[20] The Boletín de Minas del Peru, No. 34, 1905, contains a graphic representation of the régime of the Rio Chili at Arequipa for the years 1901-1905.

[21] Hann (Handbook of Climatology, translated by R. De C. Ward, New York, 1903) indicates a contributory cause in the upwelling of cold water along the coast caused by the steady westerly drift of the equatorial current.

[22] This is the elevation obtained by the Peruvian Expedition. Raimondi’s figure (1,832 m.) is higher.
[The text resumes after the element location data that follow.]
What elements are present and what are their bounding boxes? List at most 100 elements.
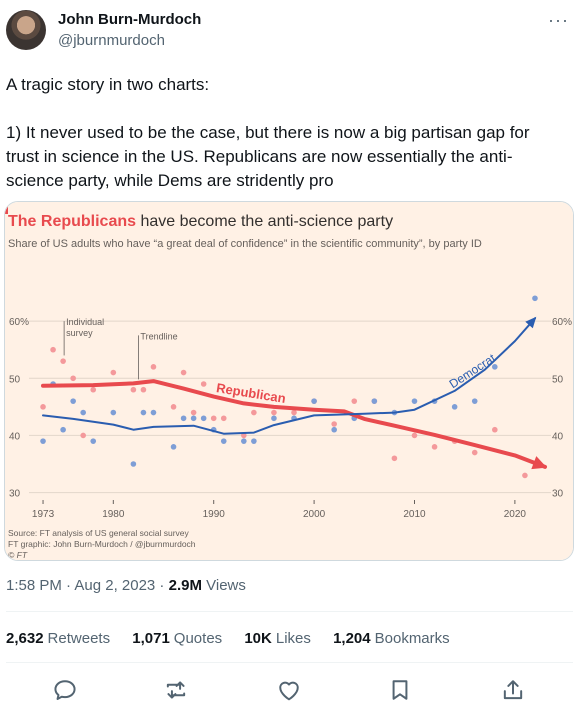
democrat-survey-point bbox=[331, 426, 337, 433]
democrat-survey-point bbox=[371, 398, 378, 404]
engagement-stats: 2,632 Retweets 1,071 Quotes 10K Likes 1,204… bbox=[6, 630, 468, 647]
bookmarks-stat[interactable]: 1,204 Bookmarks bbox=[333, 630, 450, 647]
action-bar bbox=[0, 676, 581, 704]
bookmarks-count: 1,204 bbox=[333, 630, 371, 647]
democrat-survey-point bbox=[110, 409, 117, 416]
democrat-survey-point bbox=[451, 404, 458, 410]
democrat-survey-point bbox=[411, 398, 418, 404]
democrat-survey-point bbox=[60, 426, 66, 433]
likes-stat[interactable]: 10K Likes bbox=[244, 630, 311, 647]
republican-survey-point bbox=[492, 426, 498, 433]
democrat-survey-point bbox=[190, 415, 197, 422]
democrat-survey-point bbox=[70, 398, 76, 404]
democrat-survey-point bbox=[532, 295, 538, 302]
y-tick-label-right: 30 bbox=[552, 489, 564, 500]
views-label: Views bbox=[201, 577, 246, 594]
retweets-stat[interactable]: 2,632 Retweets bbox=[6, 630, 110, 647]
republican-survey-point bbox=[50, 346, 56, 353]
timestamp-text: 1:58 PM · Aug 2, 2023 · bbox=[6, 577, 169, 594]
reply-icon[interactable] bbox=[51, 676, 79, 704]
likes-count: 10K bbox=[244, 630, 272, 647]
y-tick-label-right: 50 bbox=[552, 374, 564, 385]
quotes-count: 1,071 bbox=[132, 630, 170, 647]
x-tick-label: 1973 bbox=[32, 509, 55, 520]
republican-survey-point bbox=[190, 409, 197, 416]
republican-survey-point bbox=[522, 472, 528, 479]
x-tick-label: 2000 bbox=[303, 509, 326, 520]
republican-survey-point bbox=[140, 386, 147, 393]
y-tick-label-right: 60% bbox=[552, 317, 572, 328]
democrat-survey-point bbox=[200, 415, 207, 422]
chart-accent-bar bbox=[5, 202, 8, 214]
quotes-label: Quotes bbox=[173, 630, 223, 647]
share-icon[interactable] bbox=[499, 676, 527, 704]
ft-logo: © FT bbox=[8, 550, 28, 560]
republican-trendline bbox=[41, 379, 547, 469]
y-tick-label-right: 40 bbox=[552, 431, 564, 442]
avatar[interactable] bbox=[6, 10, 46, 50]
democrat-survey-point bbox=[170, 444, 177, 450]
likes-label: Likes bbox=[275, 630, 311, 647]
tweet-text: A tragic story in two charts: 1) It neve… bbox=[6, 75, 530, 190]
republican-survey-point bbox=[271, 409, 277, 416]
y-tick-label-left: 30 bbox=[9, 489, 21, 500]
x-tick-label: 2010 bbox=[403, 509, 426, 520]
retweet-icon[interactable] bbox=[162, 676, 190, 704]
like-icon[interactable] bbox=[275, 676, 303, 704]
republican-survey-point bbox=[251, 409, 257, 416]
bookmark-icon[interactable] bbox=[386, 676, 414, 704]
divider-top bbox=[6, 611, 573, 612]
chart-title-rest: have become the anti-science party bbox=[136, 213, 393, 230]
y-tick-label-left: 60% bbox=[9, 317, 29, 328]
republican-survey-point bbox=[220, 415, 227, 422]
republican-survey-point bbox=[70, 375, 76, 382]
author-handle[interactable]: @jburnmurdoch bbox=[58, 32, 165, 49]
republican-survey-point bbox=[60, 358, 66, 364]
retweets-count: 2,632 bbox=[6, 630, 44, 647]
individual-survey-line: survey bbox=[66, 328, 93, 338]
republican-survey-point bbox=[210, 415, 217, 422]
tweet-media-chart[interactable]: The Republicans have become the anti-sci… bbox=[4, 201, 574, 561]
chart-subtitle: Share of US adults who have “a great dea… bbox=[8, 238, 482, 250]
chart-source: Source: FT analysis of US general social… bbox=[8, 528, 190, 538]
republican-survey-point bbox=[471, 449, 478, 456]
republican-survey-point bbox=[241, 432, 247, 439]
y-tick-label-left: 50 bbox=[9, 374, 21, 385]
democrat-trendline bbox=[42, 317, 536, 435]
democrat-survey-point bbox=[271, 415, 277, 422]
author-name[interactable]: John Burn-Murdoch bbox=[58, 11, 202, 28]
democrat-survey-point bbox=[241, 438, 247, 444]
republican-survey-point bbox=[90, 386, 97, 393]
republican-survey-point bbox=[200, 381, 207, 387]
republican-survey-point bbox=[351, 398, 358, 404]
x-tick-label: 1980 bbox=[102, 509, 125, 520]
more-icon[interactable]: ··· bbox=[548, 10, 569, 30]
republican-survey-point bbox=[291, 409, 297, 416]
democrat-survey-point bbox=[492, 364, 498, 370]
x-tick-label: 1990 bbox=[203, 509, 226, 520]
republican-survey-point bbox=[331, 421, 337, 427]
republican-survey-point bbox=[170, 404, 177, 410]
chart-credit: FT graphic: John Burn-Murdoch / @jburnmu… bbox=[8, 539, 196, 549]
y-tick-label-left: 40 bbox=[9, 431, 21, 442]
republican-survey-point bbox=[391, 455, 398, 462]
republican-survey-point bbox=[180, 369, 187, 376]
trendline-annotation: Trendline bbox=[140, 331, 177, 341]
democrat-survey-point bbox=[251, 438, 257, 444]
democrat-survey-point bbox=[90, 438, 97, 444]
republican-survey-point bbox=[130, 386, 137, 393]
democrat-survey-point bbox=[40, 438, 46, 444]
views-count: 2.9M bbox=[168, 577, 202, 594]
timestamp[interactable]: 1:58 PM · Aug 2, 2023 · 2.9M Views bbox=[6, 577, 246, 594]
democrat-survey-point bbox=[471, 398, 478, 404]
democrat-survey-point bbox=[80, 409, 86, 416]
chart-title-highlight: The Republicans bbox=[8, 213, 136, 230]
individual-survey-annotation: Individual survey bbox=[66, 317, 104, 338]
democrat-survey-point bbox=[140, 409, 147, 416]
chart: The Republicans have become the anti-sci… bbox=[5, 202, 573, 560]
retweets-label: Retweets bbox=[47, 630, 111, 647]
quotes-stat[interactable]: 1,071 Quotes bbox=[132, 630, 222, 647]
republican-survey-point bbox=[40, 404, 46, 410]
democrat-survey-point bbox=[130, 461, 137, 467]
republican-survey-point bbox=[411, 432, 418, 439]
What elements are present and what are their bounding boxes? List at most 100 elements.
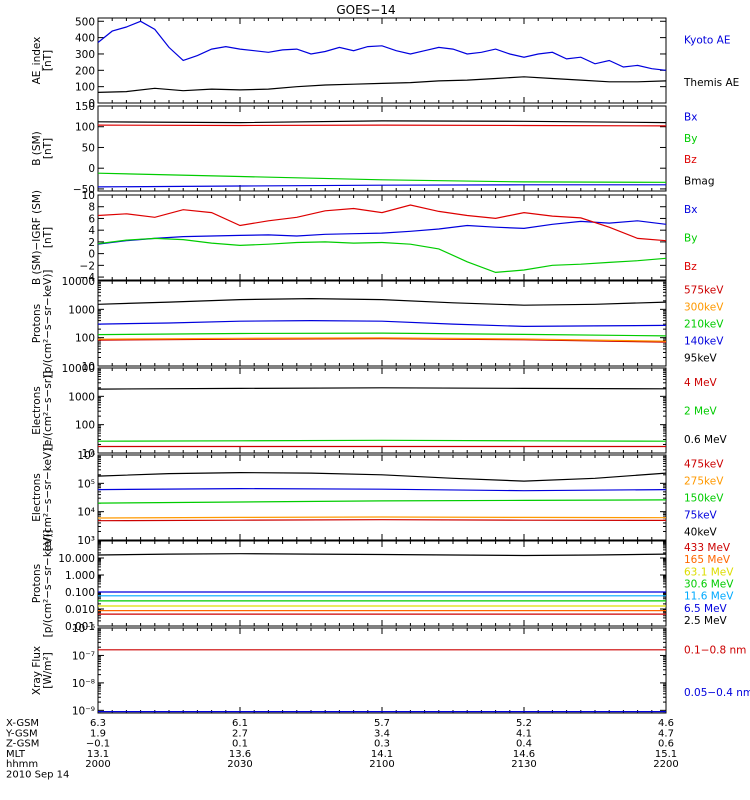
- y-axis-label-line: Electrons: [31, 473, 43, 522]
- legend-entry: 300keV: [684, 302, 724, 314]
- legend-entry: Themis AE: [683, 77, 739, 89]
- y-axis-label-line: [e/(cm²−s−sr−keV)]: [42, 444, 54, 552]
- panel-1: 0 100 200 300 400 500 AE_index[nT] Kyoto AE Them…: [31, 16, 739, 110]
- y-tick-label: 10: [82, 448, 95, 460]
- y-tick-label: 10: [82, 190, 95, 202]
- y-tick-label: 1000: [68, 304, 95, 316]
- y-tick-label: 0: [88, 98, 95, 110]
- y-axis-label-line: B (SM)−IGRF (SM): [31, 190, 43, 285]
- y-axis-label-line: [p/(cm²−s−sr−keV)]: [42, 270, 54, 378]
- y-axis-label-line: [e/(cm²−s−sr)]: [42, 371, 54, 450]
- series-line-7-7: [97, 553, 667, 557]
- y-tick-label: 500: [75, 16, 95, 28]
- y-tick-label: 1.000: [65, 570, 95, 582]
- y-tick-label: 400: [75, 33, 95, 45]
- series-line-6-2: [97, 516, 667, 519]
- y-tick-label: −50: [73, 184, 95, 196]
- legend-entry: 210keV: [684, 319, 724, 331]
- legend-entry: 150keV: [684, 493, 724, 505]
- series-line-2-1: [97, 184, 666, 188]
- legend-entry: 6.5 MeV: [684, 603, 728, 615]
- y-tick-label: 200: [75, 65, 95, 77]
- legend-entry: 275keV: [684, 476, 724, 488]
- series-line-4-4: [97, 319, 667, 328]
- legend-entry: 75keV: [684, 510, 718, 522]
- footer-value: 4.7: [658, 728, 674, 739]
- footer-date: 2010 Sep 14: [6, 770, 69, 781]
- legend-entry: 40keV: [684, 527, 718, 539]
- y-tick-label: 300: [75, 49, 95, 61]
- y-tick-label: 100: [75, 333, 95, 345]
- y-tick-label: 1000: [68, 391, 95, 403]
- y-tick-label: 10000: [62, 276, 95, 288]
- panel-frame: [97, 627, 667, 714]
- series-line-5-2: [97, 439, 667, 442]
- panel-frame: [97, 454, 667, 541]
- y-tick-label: 10⁶: [77, 450, 95, 462]
- legend-entry: 4 MeV: [684, 377, 718, 389]
- footer-value: 2130: [511, 759, 536, 770]
- panel-8: 10⁻⁹ 10⁻⁸ 10⁻⁷ 10⁻⁶ Xray Flux[W/m²] 0.1−0.8 n…: [31, 623, 750, 717]
- y-axis-label: Electrons[e/(cm²−s−sr−keV)]: [31, 444, 54, 552]
- footer-value: 4.6: [658, 718, 674, 729]
- y-axis-label-line: Xray Flux: [31, 646, 43, 695]
- y-tick-label: 0: [88, 163, 95, 175]
- panel-frame: [97, 280, 667, 367]
- y-tick-label: 100: [75, 82, 95, 94]
- footer-value: 2.7: [232, 728, 248, 739]
- footer-row-label: Z-GSM: [6, 739, 39, 750]
- footer-value: 2000: [85, 759, 110, 770]
- figure-title: GOES−14: [336, 3, 395, 17]
- legend-entry: 30.6 MeV: [684, 579, 734, 591]
- footer-value: 0.4: [516, 739, 532, 750]
- footer-value: 14.6: [513, 749, 535, 760]
- footer-row-label: hhmm: [6, 759, 38, 770]
- y-tick-label: 10⁻⁶: [72, 623, 95, 635]
- legend-entry: 63.1 MeV: [684, 566, 734, 578]
- legend-entry: Bmag: [684, 175, 715, 187]
- footer-value: 5.7: [374, 718, 390, 729]
- legend-entry: 2.5 MeV: [684, 615, 728, 627]
- legend-entry: 11.6 MeV: [684, 591, 734, 603]
- y-tick-label: 10⁴: [77, 507, 95, 519]
- footer-table: X-GSM 6.3 6.1 5.7 5.2 4.6 Y-GSM 1.9 2.7 3.4 4.1 4.7…: [5, 718, 679, 781]
- footer-value: 2030: [227, 759, 252, 770]
- y-tick-label: 50: [82, 142, 95, 154]
- legend-entry: 433 MeV: [684, 542, 731, 554]
- legend-entry: 0.05−0.4 nm: [684, 687, 750, 699]
- legend-entry: 165 MeV: [684, 554, 731, 566]
- series-line-4-5: [97, 297, 667, 306]
- series-line-2-4: [97, 120, 667, 124]
- series-line-3-2: [97, 237, 667, 274]
- footer-value: 6.3: [90, 718, 106, 729]
- y-axis-label: Electrons[e/(cm²−s−sr)]: [31, 371, 54, 450]
- legend-entry: Bx: [684, 112, 697, 124]
- series-line-1-1: [97, 20, 667, 71]
- series-line-6-5: [97, 471, 667, 482]
- y-axis-label-line: [nT]: [42, 50, 54, 71]
- footer-value: 2200: [653, 759, 678, 770]
- series-line-5-3: [97, 387, 667, 390]
- panel-5: 10 100 1000 10000 Electrons[e/(cm²−s−sr)] 4 M…: [31, 363, 728, 460]
- footer-value: 0.6: [658, 739, 674, 750]
- series-line-6-1: [97, 519, 667, 522]
- panel-frame: [97, 105, 667, 192]
- legend-entry: By: [684, 133, 697, 145]
- y-tick-label: 10⁻⁹: [72, 705, 95, 717]
- series-line-2-3: [97, 124, 667, 127]
- y-axis-label-line: [nT]: [42, 227, 54, 248]
- y-tick-label: 0.001: [65, 621, 95, 633]
- series-line-6-4: [97, 487, 667, 492]
- legend-entry: Bx: [684, 204, 697, 216]
- y-tick-label: 6: [88, 213, 95, 225]
- y-axis-label: B (SM)[nT]: [31, 131, 54, 165]
- y-axis-label-line: B (SM): [31, 131, 43, 165]
- panel-6: 10³ 10⁴ 10⁵ 10⁶ Electrons[e/(cm²−s−sr−keV)] 4…: [31, 444, 724, 552]
- footer-value: 4.1: [516, 728, 532, 739]
- legend-entry: 0.6 MeV: [684, 434, 728, 446]
- footer-row-label: X-GSM: [6, 718, 39, 729]
- y-tick-label: 10³: [77, 535, 95, 547]
- y-tick-label: −2: [80, 260, 95, 272]
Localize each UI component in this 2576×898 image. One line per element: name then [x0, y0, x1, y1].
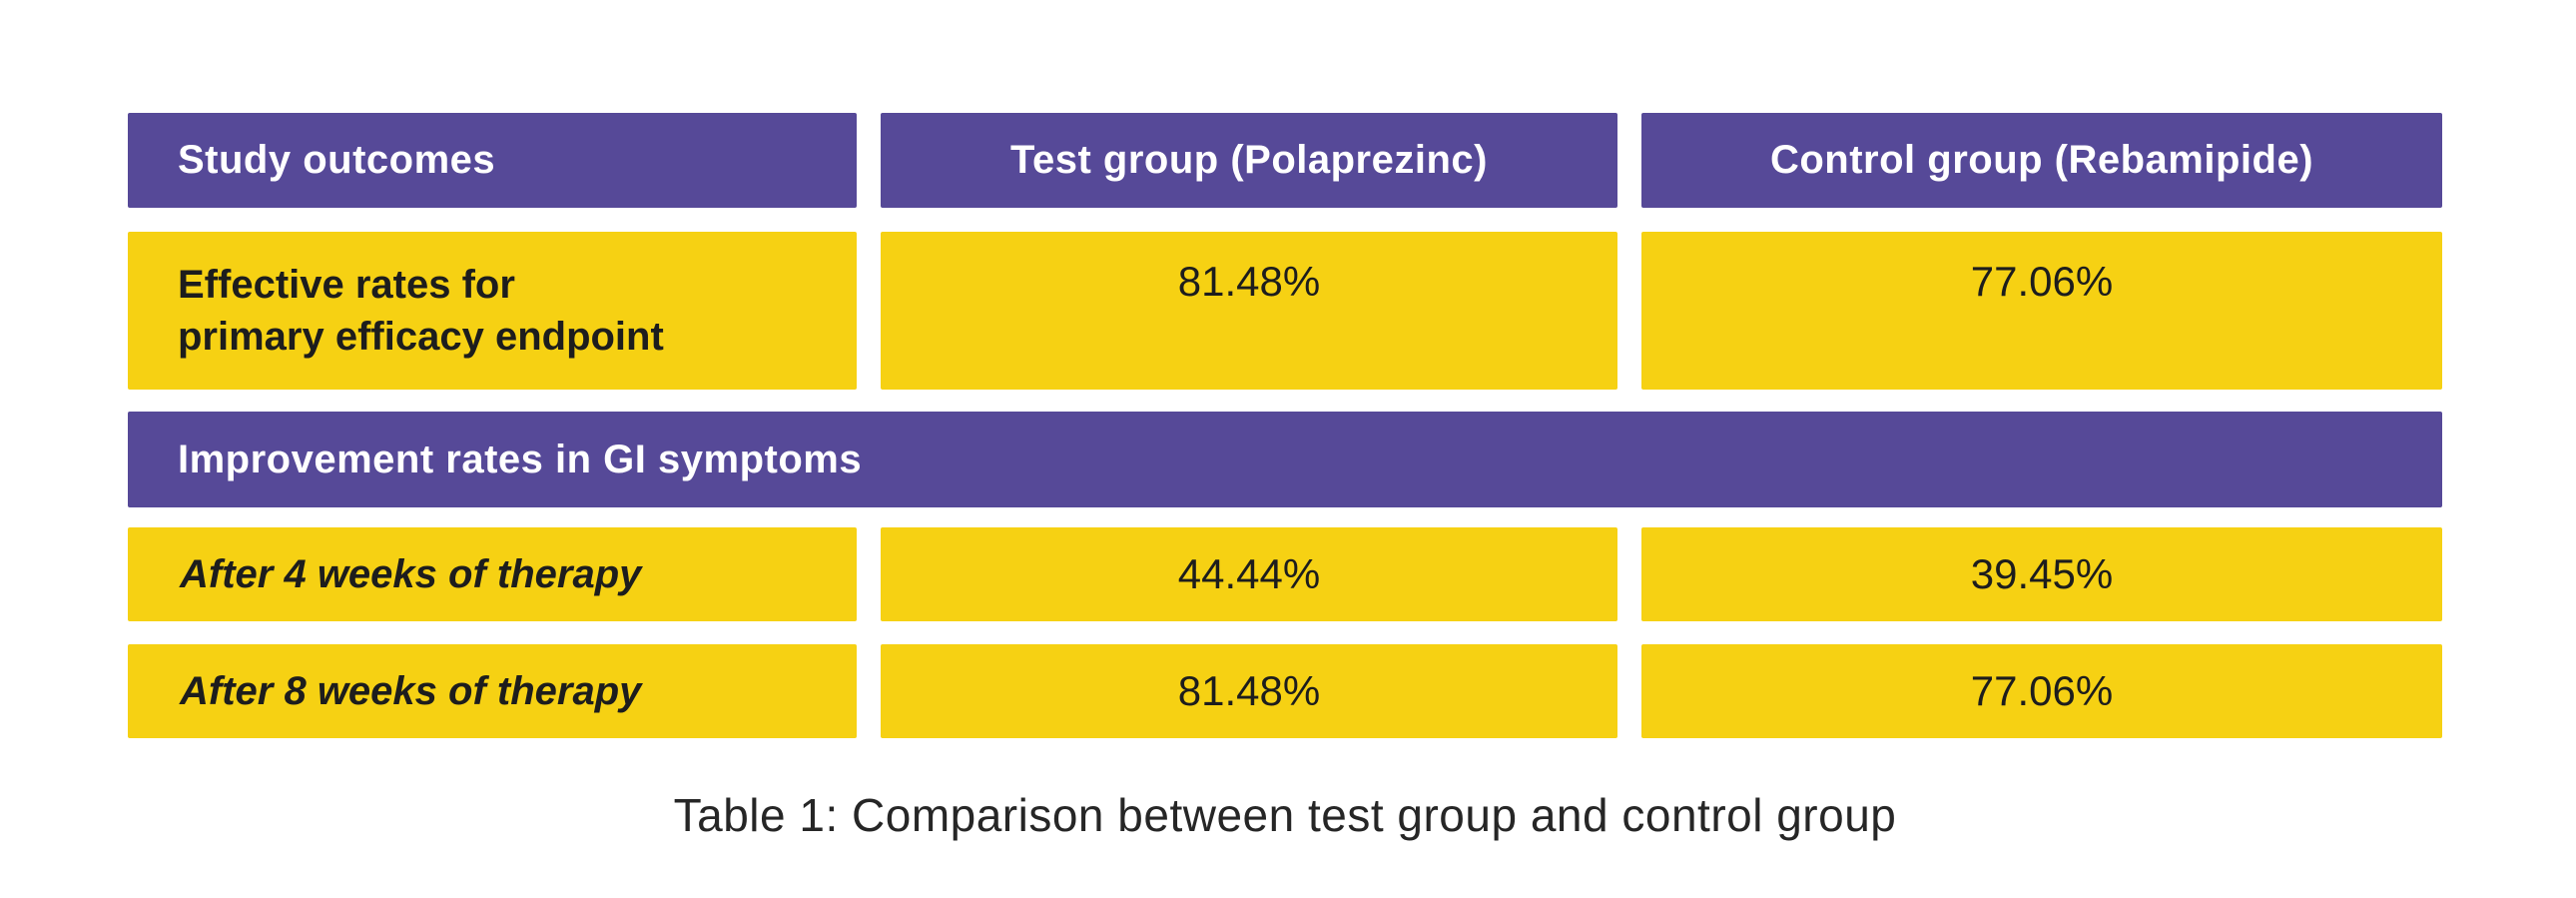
row-label-week8: After 8 weeks of therapy — [128, 644, 857, 738]
effective-rates-label-line2: primary efficacy endpoint — [178, 315, 664, 359]
header-cell-control-group: Control group (Rebamipide) — [1641, 113, 2442, 208]
value-control-week4: 39.45% — [1641, 527, 2442, 621]
row-label-week4: After 4 weeks of therapy — [128, 527, 857, 621]
row-week4: After 4 weeks of therapy 44.44% 39.45% — [128, 527, 2442, 621]
comparison-table: Study outcomes Test group (Polaprezinc) … — [128, 113, 2442, 842]
row-label-effective-rates: Effective rates for primary efficacy end… — [128, 232, 857, 390]
value-test-effective-rates: 81.48% — [881, 232, 1617, 390]
effective-rates-label-line1: Effective rates for — [178, 263, 515, 307]
section-header-gi-symptoms: Improvement rates in GI symptoms — [128, 412, 2442, 507]
section-header-row: Improvement rates in GI symptoms — [128, 412, 2442, 507]
value-control-week8: 77.06% — [1641, 644, 2442, 738]
value-control-effective-rates: 77.06% — [1641, 232, 2442, 390]
value-test-week8: 81.48% — [881, 644, 1617, 738]
row-week8: After 8 weeks of therapy 81.48% 77.06% — [128, 644, 2442, 738]
header-cell-study-outcomes: Study outcomes — [128, 113, 857, 208]
row-effective-rates: Effective rates for primary efficacy end… — [128, 232, 2442, 390]
table-header-row: Study outcomes Test group (Polaprezinc) … — [128, 113, 2442, 208]
header-cell-test-group: Test group (Polaprezinc) — [881, 113, 1617, 208]
table-caption: Table 1: Comparison between test group a… — [673, 789, 1897, 841]
value-test-week4: 44.44% — [881, 527, 1617, 621]
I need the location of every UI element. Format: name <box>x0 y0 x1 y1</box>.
[23] According to Ward’s observations the base of the cloud belt averages between 2,000 and 3,000 feet above sea level (Climatic Notes Made During a Voyage Around South America, Journ. of School Geogr., Vol. 2, 1898). On the south Peruvian coast, specifically at Mollendo, Middendorf found the cloud belt beginning about 1,000 feet and extending upwards to elevations of 3,000 to 4,000 feet. At Lima the clouds descend to lower levels (El Clima de Lima, Bol. Soc. Geogr. de Lima, Vol. 15, 1904). In the third edition of his Süd und Mittelamerika (Leipzig and Vienna, 1914) Sievers says that at Lima in the winter the cloud on the coast does not exceed an elevation of 450 m. (1,500 feet) while on the hills it lies at elevations between 300 and 700 m. (1,000 and 2,300 feet).

[24] In most of the coast towns the ford or ferry is an important institution and the chimbadores or baleadores as they are called are expert at their trade: they know the régime of the rivers to a nicety. Several settlements owe their origin to the exigencies of transportation, permanent and periodic; thus before the development of its irrigation system Camaná, according to General Miller (Memoirs, London, 1829, Vol. 2, p. 27), was a hamlet of some 30 people who gained their livelihood through ferrying freight and passengers across the Majes River.

[25] A dry pocket in the Huallaga basin between 6° and 7° S. is described by Spruce (Notes of a Botanist on the Amazon and Andes, 2 vols., London, 1908). Tarapoto at an elevation of 1,500 feet above sea level, encircled by hills rising 2,000 to 3,000 feet higher, rarely experiences heavy rain though rain falls frequently on the hills.

[26] Speaking of Cómas situated at the headwaters of a source of the Perene amidst a multitude of quebradas Raimondi (op. cit., p. 109) says it “might properly be called the town of the clouds, for there is not a day during the year, at any rate towards the evening, when the town is not enveloped in a mist sufficient to hide everything from view.”

[27] Observer: E. C. Erdis of the 1912 and 1914-15 Expeditions.

[28] Percentages given because the number of observations varies.

[29] Observer: Señor Valdivia. For location of Santa Lucia see Fig. 66.